Ce n'était rien pourtant. Quelque chose devait leur être plus pénible que le feu systématique et journalier dirigé contre les tranchées, plus terrible que les ravages de la mitraille écrêtant les parapets, effondrant les faibles remblais de terre, comblant les abris: l'immobilité même où ils étaient condamnés dans ces silos de glaise fondante que, malgré les puisards, l'eau s'obstinait à remplir. Il pleuvait comme il pleut en Flandre, à l'arrière-saison. Une petite pluie fine, incessante, implacable qui confond dans sa brume glaciale le ciel et la terre, noyant la campagne désolée. Ames de soleil plongées dans le précoce hiver du Nord, Equatoriaux ivres des grands espaces lumineux, impulsifs habitués aux charges fougueuses et conquérantes, d'être soudain parqués dans l'inertie de la défensive, prisonniers dans cette atmosphère de brouillards et d'humidité renverse toutes leurs idées sur la guerre.
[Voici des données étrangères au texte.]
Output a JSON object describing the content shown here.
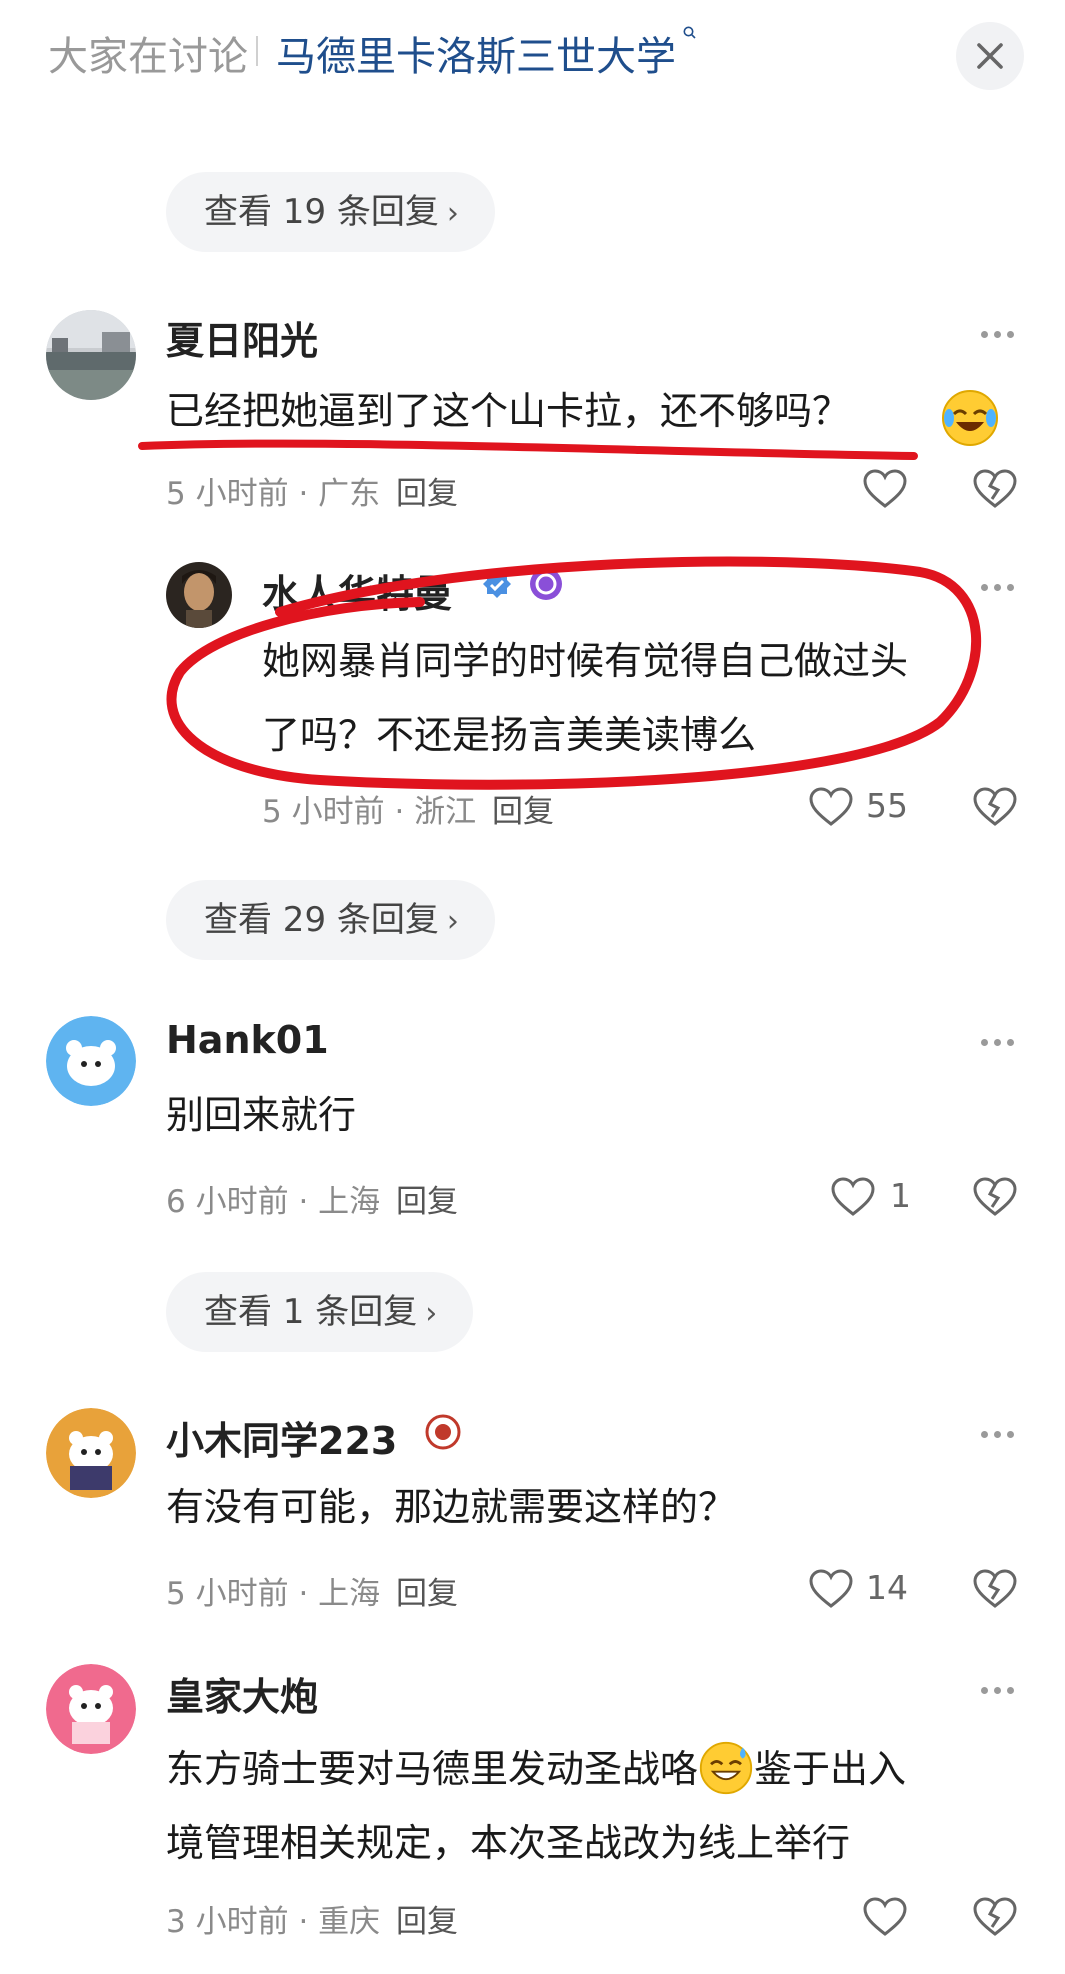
{
  "header": {
    "lead": "大家在讨论",
    "topic": "马德里卡洛斯三世大学"
  },
  "pills": [
    "查看 19 条回复",
    "查看 29 条回复",
    "查看 1 条回复"
  ],
  "comments": [
    {
      "name": "夏日阳光",
      "text": "已经把她逼到了这个山卡拉，还不够吗？",
      "time": "5 小时前",
      "location": "广东",
      "reply_label": "回复",
      "likes": ""
    },
    {
      "name": "水人华特曼",
      "lines": [
        "她网暴肖同学的时候有觉得自己做过头",
        "了吗？不还是扬言美美读博么"
      ],
      "time": "5 小时前",
      "location": "浙江",
      "reply_label": "回复",
      "likes": "55"
    },
    {
      "name": "Hank01",
      "text": "别回来就行",
      "time": "6 小时前",
      "location": "上海",
      "reply_label": "回复",
      "likes": "1"
    },
    {
      "name": "小木同学223",
      "text": "有没有可能，那边就需要这样的？",
      "time": "5 小时前",
      "location": "上海",
      "reply_label": "回复",
      "likes": "14"
    },
    {
      "name": "皇家大炮",
      "line1": "东方骑士要对马德里发动圣战咯",
      "line1b": "鉴于出入",
      "line2": "境管理相关规定，本次圣战改为线上举行",
      "time": "3 小时前",
      "location": "重庆",
      "reply_label": "回复",
      "likes": ""
    }
  ],
  "separator": "·",
  "colors": {
    "annotation": "#e0141e",
    "topic": "#1f4e8c"
  }
}
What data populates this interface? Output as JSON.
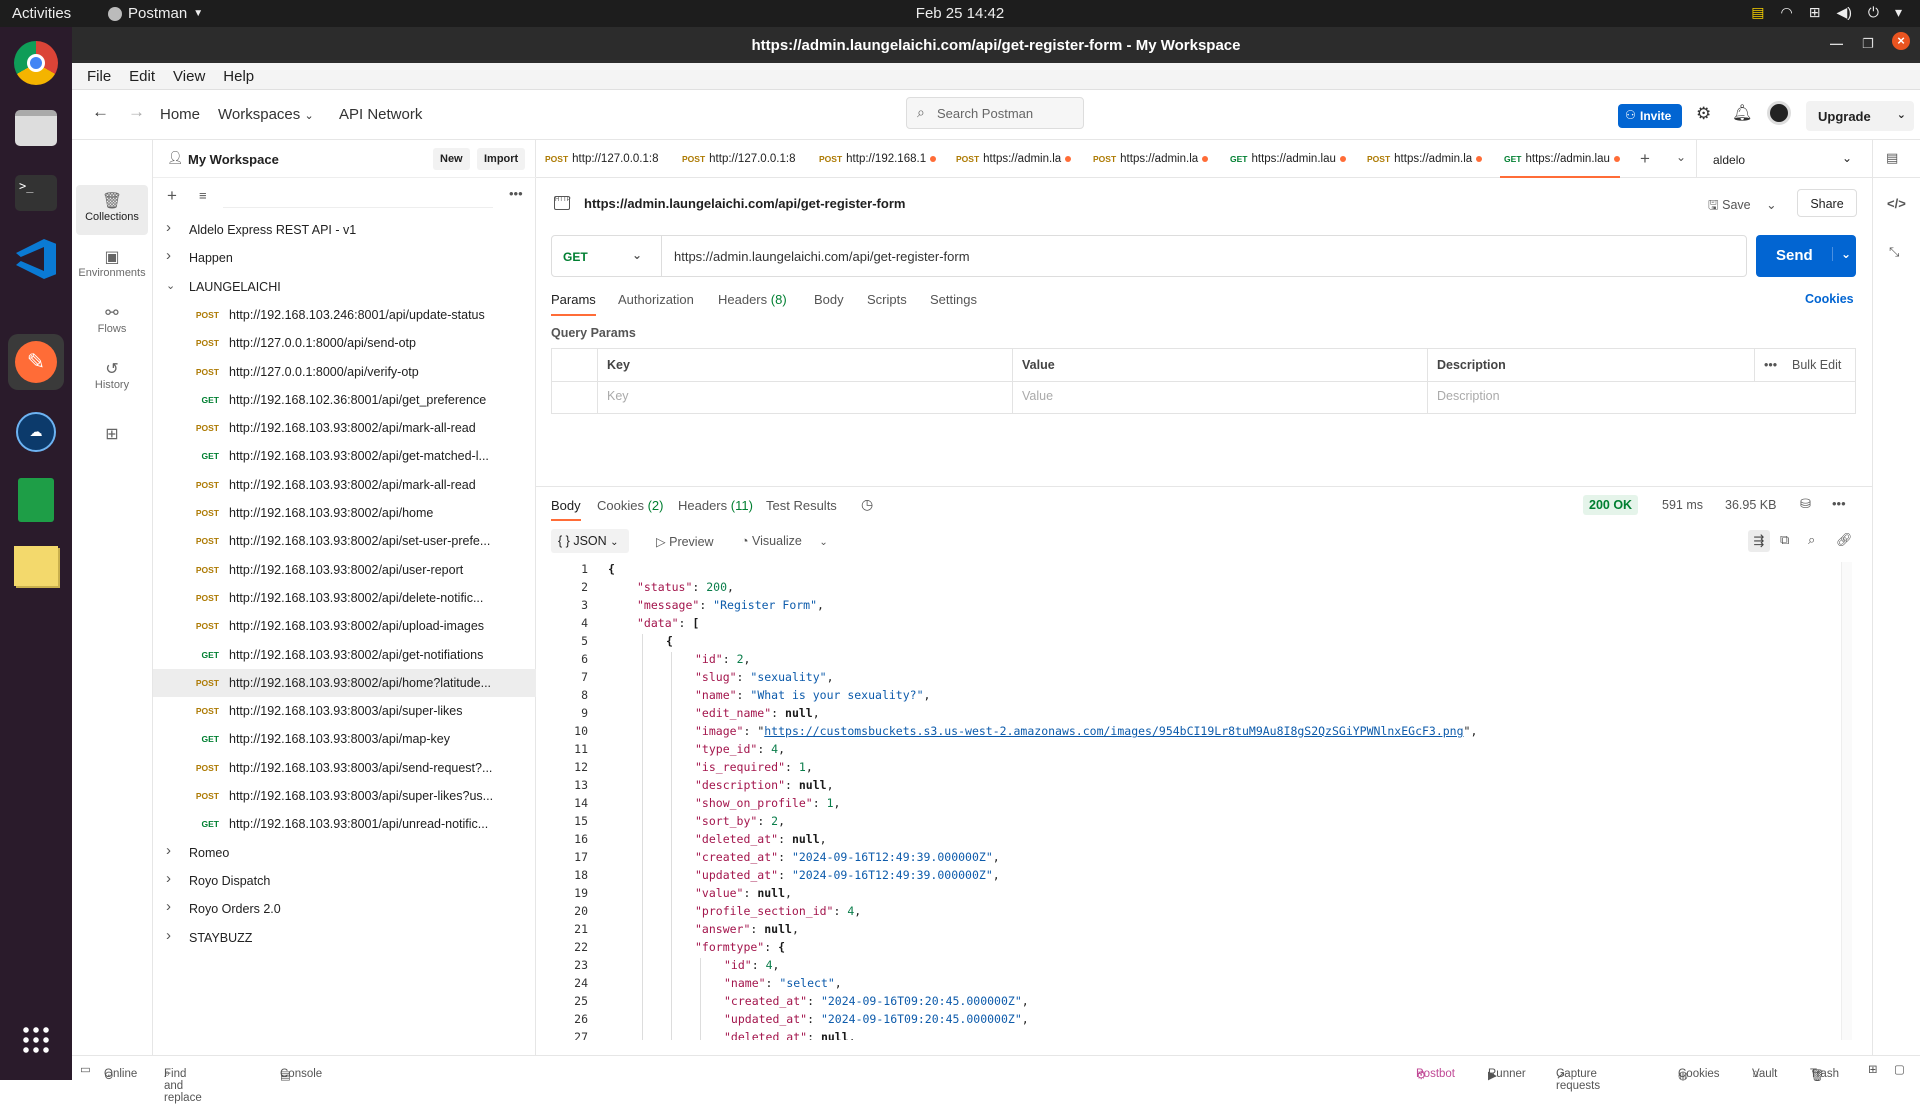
{
  "topbar": {
    "activities": "Activities",
    "app": "Postman",
    "clock": "Feb 25  14:42"
  },
  "window": {
    "title": "https://admin.laungelaichi.com/api/get-register-form - My Workspace"
  },
  "menu": [
    "File",
    "Edit",
    "View",
    "Help"
  ],
  "header": {
    "home": "Home",
    "workspaces": "Workspaces",
    "api_network": "API Network",
    "search_placeholder": "Search Postman",
    "invite": "Invite",
    "upgrade": "Upgrade"
  },
  "rail": [
    {
      "label": "Collections",
      "icon": "collections-icon"
    },
    {
      "label": "Environments",
      "icon": "environments-icon"
    },
    {
      "label": "Flows",
      "icon": "flows-icon"
    },
    {
      "label": "History",
      "icon": "history-icon"
    }
  ],
  "sidebar": {
    "workspace": "My Workspace",
    "new": "New",
    "import": "Import",
    "tree": [
      {
        "type": "folder",
        "name": "Aldelo Express REST API - v1",
        "open": false
      },
      {
        "type": "folder",
        "name": "Happen",
        "open": false
      },
      {
        "type": "folder",
        "name": "LAUNGELAICHI",
        "open": true
      },
      {
        "type": "req",
        "method": "POST",
        "url": "http://192.168.103.246:8001/api/update-status"
      },
      {
        "type": "req",
        "method": "POST",
        "url": "http://127.0.0.1:8000/api/send-otp"
      },
      {
        "type": "req",
        "method": "POST",
        "url": "http://127.0.0.1:8000/api/verify-otp"
      },
      {
        "type": "req",
        "method": "GET",
        "url": "http://192.168.102.36:8001/api/get_preference"
      },
      {
        "type": "req",
        "method": "POST",
        "url": "http://192.168.103.93:8002/api/mark-all-read"
      },
      {
        "type": "req",
        "method": "GET",
        "url": "http://192.168.103.93:8002/api/get-matched-l..."
      },
      {
        "type": "req",
        "method": "POST",
        "url": "http://192.168.103.93:8002/api/mark-all-read"
      },
      {
        "type": "req",
        "method": "POST",
        "url": "http://192.168.103.93:8002/api/home"
      },
      {
        "type": "req",
        "method": "POST",
        "url": "http://192.168.103.93:8002/api/set-user-prefe..."
      },
      {
        "type": "req",
        "method": "POST",
        "url": "http://192.168.103.93:8002/api/user-report"
      },
      {
        "type": "req",
        "method": "POST",
        "url": "http://192.168.103.93:8002/api/delete-notific..."
      },
      {
        "type": "req",
        "method": "POST",
        "url": "http://192.168.103.93:8002/api/upload-images"
      },
      {
        "type": "req",
        "method": "GET",
        "url": "http://192.168.103.93:8002/api/get-notifiations"
      },
      {
        "type": "req",
        "method": "POST",
        "url": "http://192.168.103.93:8002/api/home?latitude...",
        "selected": true
      },
      {
        "type": "req",
        "method": "POST",
        "url": "http://192.168.103.93:8003/api/super-likes"
      },
      {
        "type": "req",
        "method": "GET",
        "url": "http://192.168.103.93:8003/api/map-key"
      },
      {
        "type": "req",
        "method": "POST",
        "url": "http://192.168.103.93:8003/api/send-request?..."
      },
      {
        "type": "req",
        "method": "POST",
        "url": "http://192.168.103.93:8003/api/super-likes?us..."
      },
      {
        "type": "req",
        "method": "GET",
        "url": "http://192.168.103.93:8001/api/unread-notific..."
      },
      {
        "type": "folder",
        "name": "Romeo",
        "open": false
      },
      {
        "type": "folder",
        "name": "Royo Dispatch",
        "open": false
      },
      {
        "type": "folder",
        "name": "Royo Orders 2.0",
        "open": false
      },
      {
        "type": "folder",
        "name": "STAYBUZZ",
        "open": false
      }
    ]
  },
  "tabs": [
    {
      "method": "POST",
      "url": "http://127.0.0.1:8"
    },
    {
      "method": "POST",
      "url": "http://127.0.0.1:8"
    },
    {
      "method": "POST",
      "url": "http://192.168.1",
      "dot": true
    },
    {
      "method": "POST",
      "url": "https://admin.la",
      "dot": true
    },
    {
      "method": "POST",
      "url": "https://admin.la",
      "dot": true
    },
    {
      "method": "GET",
      "url": "https://admin.lau",
      "dot": true
    },
    {
      "method": "POST",
      "url": "https://admin.la",
      "dot": true
    },
    {
      "method": "GET",
      "url": "https://admin.lau",
      "dot": true,
      "active": true
    }
  ],
  "environment": "aldelo",
  "request": {
    "name": "https://admin.laungelaichi.com/api/get-register-form",
    "save": "Save",
    "share": "Share",
    "method": "GET",
    "url": "https://admin.laungelaichi.com/api/get-register-form",
    "send": "Send",
    "subtabs": [
      "Params",
      "Authorization",
      "Headers",
      "Body",
      "Scripts",
      "Settings"
    ],
    "headers_count": "(8)",
    "cookies": "Cookies",
    "query_params": "Query Params",
    "table": {
      "key": "Key",
      "value": "Value",
      "description": "Description",
      "bulk_edit": "Bulk Edit",
      "key_ph": "Key",
      "value_ph": "Value",
      "desc_ph": "Description"
    }
  },
  "response": {
    "tabs": {
      "body": "Body",
      "cookies": "Cookies",
      "cookies_count": "(2)",
      "headers": "Headers",
      "headers_count": "(11)",
      "tests": "Test Results"
    },
    "status": "200 OK",
    "time": "591 ms",
    "size": "36.95 KB",
    "format": "JSON",
    "preview": "Preview",
    "visualize": "Visualize",
    "lines": [
      [
        0,
        "{"
      ],
      [
        1,
        "\"status\": 200,"
      ],
      [
        1,
        "\"message\": \"Register Form\","
      ],
      [
        1,
        "\"data\": ["
      ],
      [
        2,
        "{"
      ],
      [
        3,
        "\"id\": 2,"
      ],
      [
        3,
        "\"slug\": \"sexuality\","
      ],
      [
        3,
        "\"name\": \"What is your sexuality?\","
      ],
      [
        3,
        "\"edit_name\": null,"
      ],
      [
        3,
        "\"image\": \"https://customsbuckets.s3.us-west-2.amazonaws.com/images/954bCI19Lr8tuM9Au8I8gS2QzSGiYPWNlnxEGcF3.png\","
      ],
      [
        3,
        "\"type_id\": 4,"
      ],
      [
        3,
        "\"is_required\": 1,"
      ],
      [
        3,
        "\"description\": null,"
      ],
      [
        3,
        "\"show_on_profile\": 1,"
      ],
      [
        3,
        "\"sort_by\": 2,"
      ],
      [
        3,
        "\"deleted_at\": null,"
      ],
      [
        3,
        "\"created_at\": \"2024-09-16T12:49:39.000000Z\","
      ],
      [
        3,
        "\"updated_at\": \"2024-09-16T12:49:39.000000Z\","
      ],
      [
        3,
        "\"value\": null,"
      ],
      [
        3,
        "\"profile_section_id\": 4,"
      ],
      [
        3,
        "\"answer\": null,"
      ],
      [
        3,
        "\"formtype\": {"
      ],
      [
        4,
        "\"id\": 4,"
      ],
      [
        4,
        "\"name\": \"select\","
      ],
      [
        4,
        "\"created_at\": \"2024-09-16T09:20:45.000000Z\","
      ],
      [
        4,
        "\"updated_at\": \"2024-09-16T09:20:45.000000Z\","
      ],
      [
        4,
        "\"deleted_at\": null,"
      ]
    ]
  },
  "statusbar": {
    "online": "Online",
    "find": "Find and replace",
    "console": "Console",
    "postbot": "Postbot",
    "runner": "Runner",
    "capture": "Capture requests",
    "cookies": "Cookies",
    "vault": "Vault",
    "trash": "Trash"
  }
}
Ah! les étendues tropicales où bondir librement, se précipiter dans la clarté victorieuse! Inertes au bord de leurs gourbis fangeux, les tirailleurs grelottent, les doigts boudinés d'engelures, les pieds meurtris de tumeurs œdémateuses. A la nostalgie des chauds horizons quittés s'ajoute le spleen à mourir d'un paysage douloureux et d'un ciel sans rayonnement. Du tréfonds d'eux-mêmes, ils sentent monter le grand malaise inconnu, inexpliqué, inexplicable, fatal qui submerge d'une marée d'ennui leur cœur enfantin et ignorant. Et la contagion se propage et s'étend. Alors, il faut songer à remédier à cette épidémie morale qui menace de causer dans les rangs plus de déchets que l'artillerie acharnée de l'ennemi. On imagine de faire exécuter aux pauvres noirs, transis de corps et d'âme, des travaux d'amélioration de leurs tranchées. Ce fut salutaire et roboratif. Au fur et à mesure que boyaux, cheminements et méandres vers l'arrière se creusent, que des talus s'élèvent, que des positions de flanquement se créent, obligeant les hommes à une incessante activité, on les voit renaître comme par enchantement. Et dans les faces de bronze fermées et tristes le large rire s'épanouit de nouveau sur les dents blanches.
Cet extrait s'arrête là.